L’essai propose non pas des pistes, mais des propensions internes afin d’insister sur le fait que ce ne sont pas des solutions exogènes mais des orientations qui s’inscrivent dans la réalité vécue du management au sein de chaque organisation. Charge à chacun de tout mettre en œuvre pour lui permettre d’éclore.

  • La première est de retrouver dans le terme de « management » celui de « ménagement ». Avant d’être adopté par Taylor dans ses écrits sur l’organisation scientifique du travail, le terme de management était employé pour signifier la gestion de biens ou de personnes (nourrissons, vieillards) dont il fallait prendre soin.
  • En second lieu il s’agit de remettre le travail au centre des organisations. On entend souvent l’injonction ou le souhait de remettre l’humain au centre. Cela peut être un écueil car la dimension humaine est toujours incarnée dans une réalité concrète et ne vient pas de façon détachée. Le travail en trois dimensions correspond aux dimensions de l’expérience que nous faisons tous du travail. Ainsi notre expérience du travail comporte toujours trois dimensions : la dimension subjective, la dimension objective et la dimension collective.(cf  :  « L’expérience du travail confiné : réflexions pour le monde qui vient »)
  • La troisième propension suggère de préférer « les humanités » à « l’humain ». C’est là une invitation à prendre en compte la dimension humaine du management en s’affranchissant des recettes et techniques managériales. Lors d’un webinaire auprès de managers d’une administration publique pendant le confinement d’avril, un manager a laissé le commentaire suivant « merci pour ces références livresques. Les managers doivent pouvoir regarder ailleurs pour s’enrichir. Un management basé sur la culture, les sciences sociales, dont la philosophie, est pour moi préférable à un management prononcé à l’américaine, avec tests et recettes ». Ce commentaire est d’autant plus parlant que c’est un grand cabinet de consulting américain qui déploie au sein de cette institution le programme d’accompagnement et transformation managériale.

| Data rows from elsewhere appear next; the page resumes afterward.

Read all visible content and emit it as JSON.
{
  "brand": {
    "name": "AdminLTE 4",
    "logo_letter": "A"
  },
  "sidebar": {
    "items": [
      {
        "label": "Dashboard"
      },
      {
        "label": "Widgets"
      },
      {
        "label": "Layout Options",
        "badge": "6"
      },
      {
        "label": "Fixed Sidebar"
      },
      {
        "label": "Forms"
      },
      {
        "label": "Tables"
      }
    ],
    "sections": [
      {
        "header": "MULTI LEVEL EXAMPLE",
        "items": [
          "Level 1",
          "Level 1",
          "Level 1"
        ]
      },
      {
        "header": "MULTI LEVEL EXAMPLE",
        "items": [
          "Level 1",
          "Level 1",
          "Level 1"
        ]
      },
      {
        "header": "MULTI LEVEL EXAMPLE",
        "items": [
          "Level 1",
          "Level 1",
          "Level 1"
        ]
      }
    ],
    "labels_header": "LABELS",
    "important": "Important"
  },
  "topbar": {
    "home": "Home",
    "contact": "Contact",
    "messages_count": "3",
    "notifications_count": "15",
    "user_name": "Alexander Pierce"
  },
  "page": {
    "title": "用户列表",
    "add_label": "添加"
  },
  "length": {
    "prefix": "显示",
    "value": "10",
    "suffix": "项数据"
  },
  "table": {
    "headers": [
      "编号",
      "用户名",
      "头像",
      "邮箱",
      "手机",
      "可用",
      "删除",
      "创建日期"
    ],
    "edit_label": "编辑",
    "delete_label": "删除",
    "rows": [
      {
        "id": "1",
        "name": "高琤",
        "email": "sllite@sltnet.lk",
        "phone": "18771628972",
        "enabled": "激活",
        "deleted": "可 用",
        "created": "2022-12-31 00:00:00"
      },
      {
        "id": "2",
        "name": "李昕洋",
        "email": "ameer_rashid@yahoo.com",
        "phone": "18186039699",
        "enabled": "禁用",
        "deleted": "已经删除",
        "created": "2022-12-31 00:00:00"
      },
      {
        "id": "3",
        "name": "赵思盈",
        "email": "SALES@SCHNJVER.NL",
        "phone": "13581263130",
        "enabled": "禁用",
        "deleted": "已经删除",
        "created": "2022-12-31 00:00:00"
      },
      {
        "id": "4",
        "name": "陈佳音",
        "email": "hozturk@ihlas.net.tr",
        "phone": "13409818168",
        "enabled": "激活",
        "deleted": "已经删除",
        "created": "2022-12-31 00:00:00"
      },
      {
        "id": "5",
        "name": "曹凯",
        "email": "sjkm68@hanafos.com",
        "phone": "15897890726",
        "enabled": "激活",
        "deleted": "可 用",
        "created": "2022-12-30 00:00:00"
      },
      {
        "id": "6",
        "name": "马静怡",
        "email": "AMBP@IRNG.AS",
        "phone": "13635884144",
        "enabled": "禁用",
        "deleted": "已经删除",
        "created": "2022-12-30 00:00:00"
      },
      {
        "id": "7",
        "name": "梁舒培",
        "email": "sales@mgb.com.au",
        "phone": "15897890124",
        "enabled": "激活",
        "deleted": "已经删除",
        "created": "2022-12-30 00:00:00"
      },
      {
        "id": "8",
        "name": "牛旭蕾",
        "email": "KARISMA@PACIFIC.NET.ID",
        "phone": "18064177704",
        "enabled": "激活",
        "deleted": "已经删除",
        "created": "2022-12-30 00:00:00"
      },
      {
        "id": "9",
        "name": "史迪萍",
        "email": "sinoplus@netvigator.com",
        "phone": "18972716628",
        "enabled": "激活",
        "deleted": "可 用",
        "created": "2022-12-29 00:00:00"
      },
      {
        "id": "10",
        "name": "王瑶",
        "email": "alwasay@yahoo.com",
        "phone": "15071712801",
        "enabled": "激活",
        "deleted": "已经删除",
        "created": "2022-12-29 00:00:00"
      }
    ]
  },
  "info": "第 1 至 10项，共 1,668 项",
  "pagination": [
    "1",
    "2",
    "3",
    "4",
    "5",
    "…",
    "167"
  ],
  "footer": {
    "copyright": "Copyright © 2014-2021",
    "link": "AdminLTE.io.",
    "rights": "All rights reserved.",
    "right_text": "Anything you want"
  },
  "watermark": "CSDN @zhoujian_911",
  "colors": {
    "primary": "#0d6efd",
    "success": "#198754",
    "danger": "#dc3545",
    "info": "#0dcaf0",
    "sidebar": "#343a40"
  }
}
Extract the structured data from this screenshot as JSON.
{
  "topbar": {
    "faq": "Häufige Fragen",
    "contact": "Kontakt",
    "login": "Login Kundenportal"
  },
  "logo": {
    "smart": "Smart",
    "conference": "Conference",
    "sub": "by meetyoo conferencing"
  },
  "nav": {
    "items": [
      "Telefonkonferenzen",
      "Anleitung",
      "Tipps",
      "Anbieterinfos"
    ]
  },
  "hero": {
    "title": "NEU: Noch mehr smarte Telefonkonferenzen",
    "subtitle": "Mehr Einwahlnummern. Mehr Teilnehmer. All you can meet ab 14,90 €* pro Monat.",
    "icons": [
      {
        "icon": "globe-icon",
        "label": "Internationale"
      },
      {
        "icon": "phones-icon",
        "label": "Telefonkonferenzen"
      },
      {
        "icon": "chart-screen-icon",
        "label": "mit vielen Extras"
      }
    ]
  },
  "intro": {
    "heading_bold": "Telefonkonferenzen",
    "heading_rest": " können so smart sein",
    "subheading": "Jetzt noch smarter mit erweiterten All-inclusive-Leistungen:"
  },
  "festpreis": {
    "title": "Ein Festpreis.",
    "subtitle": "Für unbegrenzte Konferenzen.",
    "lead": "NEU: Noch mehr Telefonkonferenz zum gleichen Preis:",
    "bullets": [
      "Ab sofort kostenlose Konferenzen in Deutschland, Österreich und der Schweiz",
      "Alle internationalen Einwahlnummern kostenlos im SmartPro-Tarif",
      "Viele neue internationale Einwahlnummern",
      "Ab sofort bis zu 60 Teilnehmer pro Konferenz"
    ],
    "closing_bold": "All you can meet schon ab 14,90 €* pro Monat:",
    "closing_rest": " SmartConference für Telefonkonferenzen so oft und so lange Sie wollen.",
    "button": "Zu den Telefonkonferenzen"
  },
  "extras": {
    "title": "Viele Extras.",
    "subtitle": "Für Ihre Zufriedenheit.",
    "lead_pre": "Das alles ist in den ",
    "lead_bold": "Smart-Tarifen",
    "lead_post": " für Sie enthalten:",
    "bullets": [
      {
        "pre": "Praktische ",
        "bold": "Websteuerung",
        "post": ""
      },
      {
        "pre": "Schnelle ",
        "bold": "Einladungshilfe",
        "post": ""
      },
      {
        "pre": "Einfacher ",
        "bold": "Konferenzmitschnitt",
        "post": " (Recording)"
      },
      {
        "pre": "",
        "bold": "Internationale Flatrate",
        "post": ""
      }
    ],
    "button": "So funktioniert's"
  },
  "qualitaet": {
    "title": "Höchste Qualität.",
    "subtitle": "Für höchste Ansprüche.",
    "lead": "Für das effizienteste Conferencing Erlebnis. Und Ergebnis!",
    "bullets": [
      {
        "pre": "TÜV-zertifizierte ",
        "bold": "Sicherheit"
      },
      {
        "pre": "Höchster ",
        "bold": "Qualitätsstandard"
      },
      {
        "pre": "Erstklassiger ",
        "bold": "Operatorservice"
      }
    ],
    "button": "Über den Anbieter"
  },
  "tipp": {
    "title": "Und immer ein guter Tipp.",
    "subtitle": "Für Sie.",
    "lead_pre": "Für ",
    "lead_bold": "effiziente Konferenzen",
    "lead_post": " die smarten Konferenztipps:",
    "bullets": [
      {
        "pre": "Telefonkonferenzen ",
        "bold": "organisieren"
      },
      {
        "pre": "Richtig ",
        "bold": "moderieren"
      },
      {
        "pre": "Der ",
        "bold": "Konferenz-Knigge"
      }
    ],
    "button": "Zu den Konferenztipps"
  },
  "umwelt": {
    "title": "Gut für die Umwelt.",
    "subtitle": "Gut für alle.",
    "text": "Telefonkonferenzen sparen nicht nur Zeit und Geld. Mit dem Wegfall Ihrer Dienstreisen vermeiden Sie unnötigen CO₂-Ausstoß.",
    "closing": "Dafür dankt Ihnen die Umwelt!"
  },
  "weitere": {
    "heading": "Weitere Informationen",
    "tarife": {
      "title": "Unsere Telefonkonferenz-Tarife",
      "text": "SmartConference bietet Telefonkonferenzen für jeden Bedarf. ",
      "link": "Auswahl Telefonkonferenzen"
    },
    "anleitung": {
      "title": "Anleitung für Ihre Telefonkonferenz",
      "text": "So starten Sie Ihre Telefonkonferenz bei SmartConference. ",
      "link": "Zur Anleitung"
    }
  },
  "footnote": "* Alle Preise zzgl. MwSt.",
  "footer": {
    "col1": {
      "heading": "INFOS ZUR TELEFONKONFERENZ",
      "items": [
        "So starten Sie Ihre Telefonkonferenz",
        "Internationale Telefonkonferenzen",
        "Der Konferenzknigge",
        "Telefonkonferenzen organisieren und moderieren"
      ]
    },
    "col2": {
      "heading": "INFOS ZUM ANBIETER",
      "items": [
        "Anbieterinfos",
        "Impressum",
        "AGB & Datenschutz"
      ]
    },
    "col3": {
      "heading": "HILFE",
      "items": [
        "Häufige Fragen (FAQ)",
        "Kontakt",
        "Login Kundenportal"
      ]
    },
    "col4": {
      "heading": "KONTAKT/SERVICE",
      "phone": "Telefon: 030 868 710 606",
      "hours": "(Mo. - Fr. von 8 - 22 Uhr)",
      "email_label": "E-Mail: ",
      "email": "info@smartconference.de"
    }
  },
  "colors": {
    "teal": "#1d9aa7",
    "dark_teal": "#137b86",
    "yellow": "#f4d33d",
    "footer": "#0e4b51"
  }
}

  • La quatrième propension consiste à incarner l’abstrait. Les comités de direction sont devenus l’eldorado des chiffres et des ratios si bien que parfois on oublie ce à quoi ils correspondent et ce qu’ils signifient pour les collaborateurs qui sont à l’origine de ces chiffres. Prendre un chiffre qui semble significatif et en retracer l’histoire avant sa présentation en codir peut être un exercice éclairant permettant de mettre en lumière le travail réel qu’il représente.
  • La cinquième propension proposée est de fonder l’autorité sur le don. Les travaux de Marcel Mauss ont mis en évidence que le don est un fait social et anthropologique total. Fonder l’autorité sur le don c’est savoir demander-donner-recevoir-rendre, c’est-à-dire d’entrer dans la réciprocité. Il s’agit là d’une ligne de crète fragile qui peut se convertir en exiger-écraser-rejeter-solder ou bien attendre-retenir-profiter-perdre. Un leader est quelqu’un qui donne de lui-même, il s’engage en vue d’un but commun. Dès lors, il doit reconnaître les actes de dons de ses collaborateurs et leur permettre de se donner tout en préservant leur équilibre.
  • Enfin, la dernière propension concerne la complexité ; ou plutôt la pensée complexe. Si le discours sur la complexité semblait insuffisant, il s’agit là non pas de prendre simplement conscience que le monde et les organisations sont complexes, mais plutôt de s’exercer à la pensée complexes. La pensée complexe s’efforce de ne jamais réduire le réel à une seule dimension, c’est donc un exercice qui vise à compenser le penchant de notre esprit à la simplification.

Ces propensions proposées ne sont pas exclusives, il existe bien d’autres possibilités de privilégier le progrès subtil au progrès utile. En effet, comme l’explique le philosophe Pascal Chabot il existe à côté du progrès utile un progrès subtil et « on ne peut progresser dans ce qu’il y a de plus subtil en la personne, à savoir la recherche d’un équilibre passionné et serein dans la relation au monde, sans y consacrer du temps » (1). Il s’agit d’aller au-delà de l’utile car comme disait Saint Exupéry, « la vie crée l’ordre, mais l’ordre ne crée pas la vie ».